Running the calculation for $n=\{3,5,7,9\}$ we get

\[\begin{array}{c|c|l} n & \approx \langle T_n\rangle & \text{exact} \\ \hline 3 & 3.4714 & \tfrac{243}{70} \\ 5 & 13.6081 & \tfrac{4245967}{312018} \\ 7 & 30.6284 & \tfrac{92808815885976862254547855048255717828975268813516294590711697630741949917}{3030156855561123136083569432402469935904800154652176659373770587819474200} \\ 9 & 54.8798 & \tfrac{9480193784403964822668977370061651864424070012917934616146950600296441356471113983815890530994346526443281111044132125843376970934829947366459607396565066156948466186172118583527867781080122906218539058347085335964151443756760607393153051628950923647295138918187039937968503700462654709127053270665396153075596607017964933926957231603401222798969173888596249562283448902274588358546352472126268488114903344092231}{172744644337983342139871248184854688995399875294022764144063097631520019197293651487735553968605143077150035193594383989551717259799448101768380079366227260933208924561364376237585648727148845963146818037065707773804024594544145390059490180652843086658750570455296956041095473343892404240566891396626835929539826453735232895578099989553698179671195844317163873729200176533873840933045973251072570411414570415760} \end{array}\]

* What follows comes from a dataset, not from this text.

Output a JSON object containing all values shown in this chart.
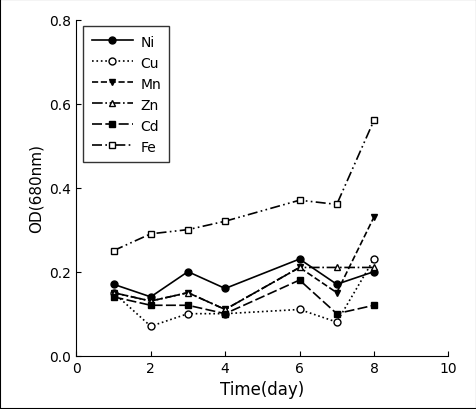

These points are plotted in black on the graph above, and overlap perfectly with the simulation.

from itertools import combinations
import scipy as sp
import fractions as F

def count(n, t):

    BINGO_VERTICAL = [ set((i, j) for i in range(n) 
        if (i, j) != (n // 2, n // 2)) 
        for j in range(n) ]
    BINGO_HORIZONTAL = [ set((i, j) for j in range(n) 
        if (i, j) != (n // 2, n // 2)) 
        for i in range(n) ]
    BINGO_DIAGONAL = [ set((i, i) for i in range(n) 
        if (i, i) != (n // 2, n // 2)) ]
    BINGO_ANTI_DIAGONAL = [ set((i, n - 1 - i) for i in range(n) 
        if (i, n - 1 - i) != (n // 2, n // 2)) ]
    BINGOS = BINGO_VERTICAL + BINGO_HORIZONTAL \
        + BINGO_DIAGONAL + BINGO_ANTI_DIAGONAL

    total = 0
    tiles_on_board =  n ** 2 - 1

    for group_size in range(1, len(BINGOS)):

        combos = combinations(BINGOS, group_size)

        for com in combos:

            tiles_in_bingo = len(set.union(*com))
            tiles_left = tiles_on_board - tiles_in_bingo
            ways = sp.special.comb(tiles_left, t - tiles_in_bingo)
            
            if len(com) % 2 == 0:
                total -= ways
            else:
                total += ways

    S = sp.special.comb(tiles_on_board, t)

    return F.Fraction(
            int(S - total),  
            int(S)
            )

def exact(n):
    k = 0
    total = 0

    while True:

        new = count(n, k)
        
        if new > 0:
            total += new
        else:
            break
        
        k+= 1

    return total

Beyond $n=9,$ the run time for this naive implementation is too long to finish.